Hamas has offered no sign that it will accept the three minimal requirements for recognition demanded by the Quartet grouping of the United States, the United Nations, Russia and the European Union: recognizing Israel’s right to exist, foreswearing terrorism and accepting previous Israeli-Palestinian agreements.
But some Israeli officials worry that in the wake of the Arab Spring, pressure might build in the West to deal with Hamas. Last month, the U.S. ambassador to Egypt, Anne Patterson, met with Muslim Brotherhood Chairman Mohamed Badie and other senior leaders in the Islamic movement.
“The region is definitely changing, and for some in the international community this means being more amenable to relations with Hamas,” said an Israeli Foreign Ministry official who insisted on anonymity. “However, our position—and the official position of the international community as articulated by the Quartet—is that as long as Hamas continues to advocate terrorism and sticks with its anti-Semitic, genocidal agenda for the destruction of the Jewish people, there must be no political relations with it.”
It’s too early to say whether Hamas is undergoing a real change in its positions. At the end of December, during a meeting in Cairo with Fatah and Islamic Jihad, which is also considered a terrorist group, Meshaal declared his willingness to adopt a strategy of popular resistance used in the Arab Spring, as opposed to terrorism. Meshaal also expressed openness to a Palestinian state in the West Bank and Gaza Strip along the pre-Six-Day War lines with eastern Jerusalem as its capital.
In other interviews, however, Meshaal has spoken in favor of the Palestinians’ right to fight Israel through armed struggle because “armed resistance is the strategic choice for liberating Palestinian land from the sea to the river”—that is, all of Israel, the West Bank and Gaza.
“Hamas’ reorientation and the implementation of its reconciliation agreement with Fatah may be interpreted by some as a de facto fulfillment of the Quartet’s conditions for engagement,” Brom said.
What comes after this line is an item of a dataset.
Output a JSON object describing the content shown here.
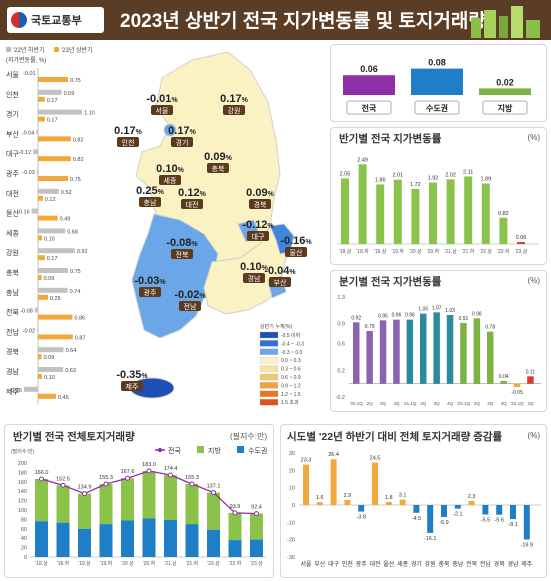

Khaled Abu Toameh, a Palestinian commentator and journalist for The Jerusalem Post, said Hamas is increasingly seen as a legitimate player.
“For the first time, we are seeing Hamas representatives meeting publicly with the top leaders of Arab nations,” Abu Toameh said.
Last week, Meshaal met with Jordanian King Abdullah in Amman, and this week Hamas’ prime minister in Gaza, Ismail Haniyeh, visited Bahrain’s king, Hamad bin Isa Al Khalifa. Haniyeh also has met with high-level officials in Turkey, Tunisia and Egypt as part of a tour of the region meant to cement ties between the Hamas administration in Gaza and popular Islamic movements, especially the Muslim Brotherhood in Egypt.
It was Haniyeh’s first international tour since June 2007, when Hamas wrested control of the Gaza Strip from Fatah in a violent coup.
“When the world sees the U.S. ambassador to Egypt meeting with the Muslim Brotherhood, people will rightly begin to ask what’s the difference between the Brotherhood and Hamas?” Abu Toameh said.
Brom said Israel should at least try to engage with Hamas now that it appears to be reconciling with Fatah.
“We have an opportunity right now,” he told JTA. “If it fails, we can at least say we tried. People say it is dangerous to recognize Hamas. But there is danger in this government’s position as well.”